Leclerc saved his best for last, his flying lap of one minute 17.868 seconds nearly three-tenths of a second quicker than Verstappen, leaving the Dutchman in a funk over the performance of his RB18 car.
Verstappen finished ahead of third-quickest teammate Sergio Perez, with McLaren’s Lando Norris to start fourth on the grid.
Leclerc’s 11th career pole and second of the season set up another Sunday showdown with Verstappen, the pair’s rivalry having dominated the early races.
Leclerc said he managed to “put everything together” in the third and final phase of qualifying.
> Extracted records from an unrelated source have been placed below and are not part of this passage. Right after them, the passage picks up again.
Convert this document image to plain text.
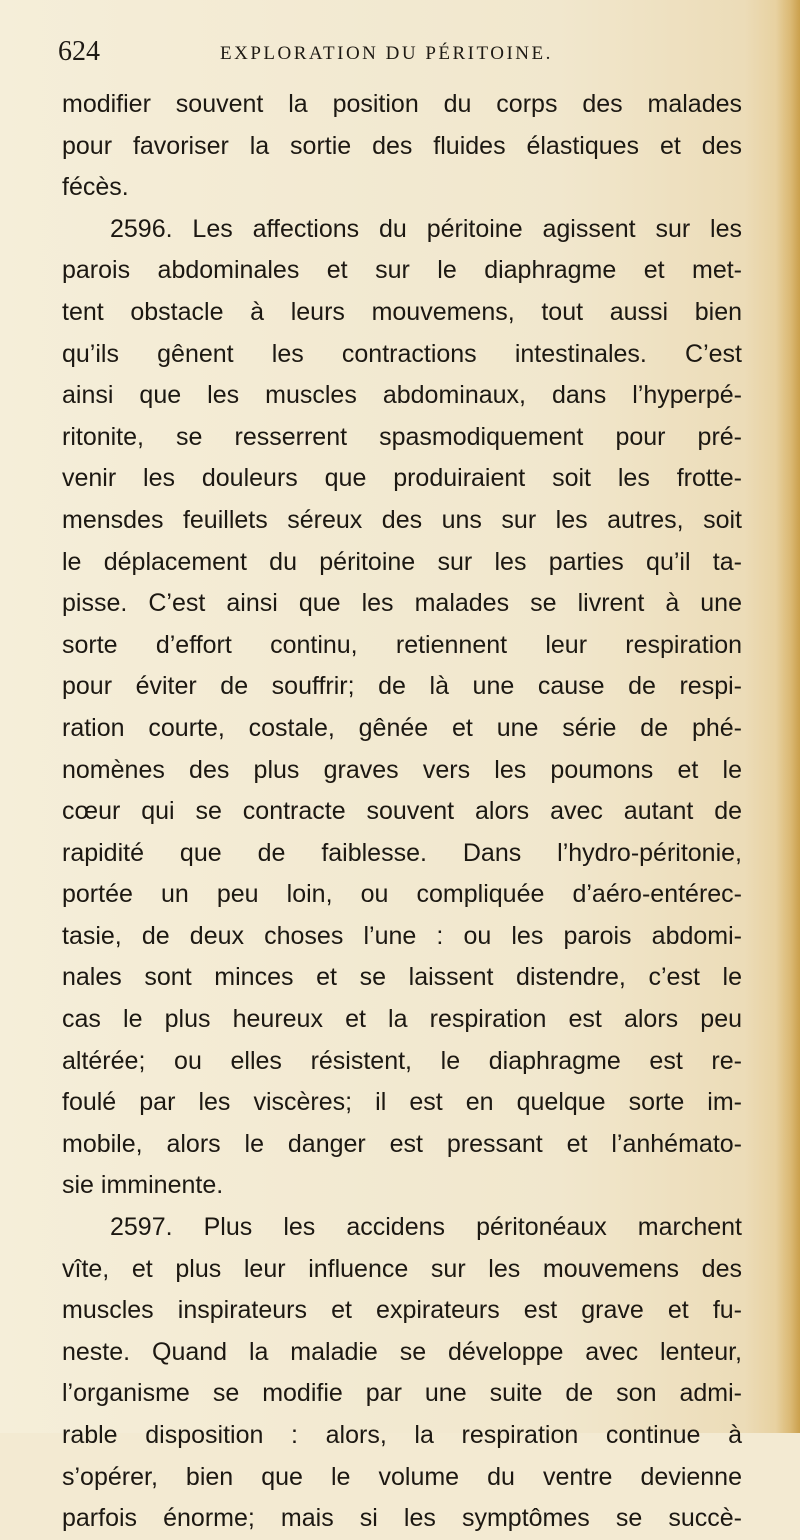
624	EXPLORATION DU PÉRITOINE.
modifier souvent la position du corps des malades
pour favoriser la sortie des fluides élastiques et des
fécès.
2596. Les affections du péritoine agissent sur les
parois abdominales et sur le diaphragme et met-
tent obstacle à leurs mouvemens, tout aussi bien
qu’ils gênent les contractions intestinales. C’est
ainsi que les muscles abdominaux, dans l’hyperpé-
ritonite, se resserrent spasmodiquement pour pré-
venir les douleurs que produiraient soit les frotte-
mensdes feuillets séreux des uns sur les autres, soit
le déplacement du péritoine sur les parties qu’il ta-
pisse. C’est ainsi que les malades se livrent à une
sorte d’effort continu, retiennent leur respiration
pour éviter de souffrir; de là une cause de respi-
ration courte, costale, gênée et une série de phé-
nomènes des plus graves vers les poumons et le
cœur qui se contracte souvent alors avec autant de
rapidité que de faiblesse. Dans l’hydro-péritonie,
portée un peu loin, ou compliquée d’aéro-entérec-
tasie, de deux choses l’une : ou les parois abdomi-
nales sont minces et se laissent distendre, c’est le
cas le plus heureux et la respiration est alors peu
altérée; ou elles résistent, le diaphragme est re-
foulé par les viscères; il est en quelque sorte im-
mobile, alors le danger est pressant et l’anhémato-
sie imminente.
2597. Plus les accidens péritonéaux marchent
vîte, et plus leur influence sur les mouvemens des
muscles inspirateurs et expirateurs est grave et fu-
neste. Quand la maladie se développe avec lenteur,
l’organisme se modifie par une suite de son admi-
rable disposition : alors, la respiration continue à
s’opérer, bien que le volume du ventre devienne
parfois énorme; mais si les symptômes se succè-
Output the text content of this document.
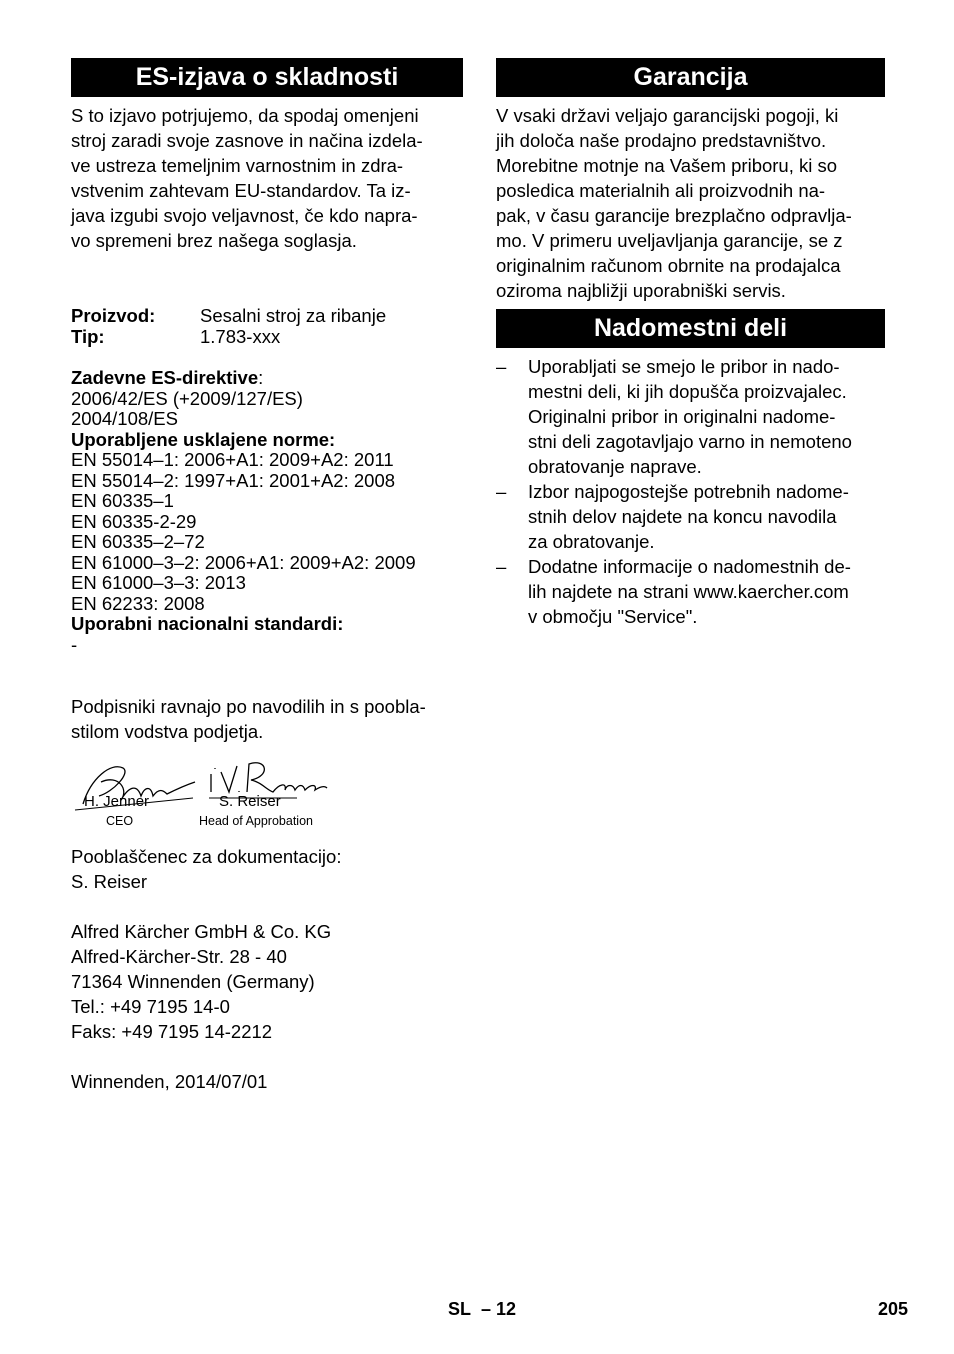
ES-izjava o skladnosti
S to izjavo potrjujemo, da spodaj omenjeni
stroj zaradi svoje zasnove in načina izdela-
ve ustreza temeljnim varnostnim in zdra-
vstvenim zahtevam EU-standardov. Ta iz-
java izgubi svojo veljavnost, če kdo napra-
vo spremeni brez našega soglasja.
Proizvod:	Sesalni stroj za ribanje
Tip:	1.783-xxx
Zadevne ES-direktive:
2006/42/ES (+2009/127/ES)
2004/108/ES
Uporabljene usklajene norme:
EN 55014–1: 2006+A1: 2009+A2: 2011
EN 55014–2: 1997+A1: 2001+A2: 2008
EN 60335–1
EN 60335-2-29
EN 60335–2–72
EN 61000–3–2: 2006+A1: 2009+A2: 2009
EN 61000–3–3: 2013
EN 62233: 2008
Uporabni nacionalni standardi:
-
Podpisniki ravnajo po navodilih in s poobla-
stilom vodstva podjetja.
H. Jenner
CEO
S. Reiser
Head of Approbation
Pooblaščenec za dokumentacijo:
S. Reiser
Alfred Kärcher GmbH & Co. KG
Alfred-Kärcher-Str. 28 - 40
71364 Winnenden (Germany)
Tel.: +49 7195 14-0
Faks: +49 7195 14-2212
Winnenden, 2014/07/01
Garancija
V vsaki državi veljajo garancijski pogoji, ki
jih določa naše prodajno predstavništvo.
Morebitne motnje na Vašem priboru, ki so
posledica materialnih ali proizvodnih na-
pak, v času garancije brezplačno odpravlja-
mo. V primeru uveljavljanja garancije, se z
originalnim računom obrnite na prodajalca
oziroma najbližji uporabniški servis.
Nadomestni deli
–	Uporabljati se smejo le pribor in nado-
mestni deli, ki jih dopušča proizvajalec.
Originalni pribor in originalni nadome-
stni deli zagotavljajo varno in nemoteno
obratovanje naprave.
–	Izbor najpogostejše potrebnih nadome-
stnih delov najdete na koncu navodila
za obratovanje.
–	Dodatne informacije o nadomestnih de-
lih najdete na strani www.kaercher.com
v območju "Service".
SL – 12	205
“The car is nice to drive … We were again quite surprised by our pace in qualifying,” said the Monegasque.
“We are again very close with Red Bull. So it’s going to be close racing tomorrow.”
Verstappen said he was having a “terrible” weekend, struggling with balance.
“I didn’t really feel good in the car the whole weekend so far…. Of course second is still a good result,” he added.
“As a team, we want more.”
Perez’s grid position is in some doubt, having been summoned by stewards for allegedly failing to slow down when a yellow flag came out.
Seven-time world champion Lewis Hamilton, whose run of six consecutive poles at Albert Park was broken, will start fifth ahead of sixth-placed teammate George Russell in an encouraging session for Mercedes, who have struggled this season with a bouncy car.
However, they may end up battling McLaren to be the “best of the rest” after Ferrari and Red Bull.
McLaren’s home hero Daniel Ricciardo will start seventh on the grid ahead of Alpine’s eighth-placed Esteban Ocon.
It was a tough afternoon for many of the drivers, with two red flags from big crashes and the sun low in the sky, impairing vision in the second phase of qualifying.
Adding to complications, race officials decided to remove one of the track’s four DRS zones, which encourage over-taking, due to safety reasons after reviewing Friday’s practice.
Twice world champion Fernando Alonso crashed out at the start of the final phase of qualifying, thudding his Alpine car into the wall at turn 11.
“I lost the hydraulics and couldn’t change gear,” he lamented on the team radio before his car was hauled off track by a crane.
Aston Martin’s Lance Stroll collided with Williams’s Nicholas Latifi at turn five in the first phase, putting both Canadians out of action.
Latifi, who has now crashed in three of the last four race weekends, tried to overtake Stroll after letting him pass but ending up plowing into him as Stroll veered to the right.
Stroll raged in an expletive-laden rant on the team radio, but race stewards found him mostly responsible for the crash, dropping him three grid positions and handing him a two-point penalty.
He and teammate Sebastian Vettel earlier crashed out in the final practice session on Saturday.
Stroll’s qualifying mishap gave his team extra time to fix Vettel’s car and the four-times world champion finally emerged with two minutes left to post the second-slowest lap.
The German will start 17th on the grid, knocked out of the first phase along with Stroll, Williams’ Alex Albon and Latifi, and Haas’s Kevin Magnussen.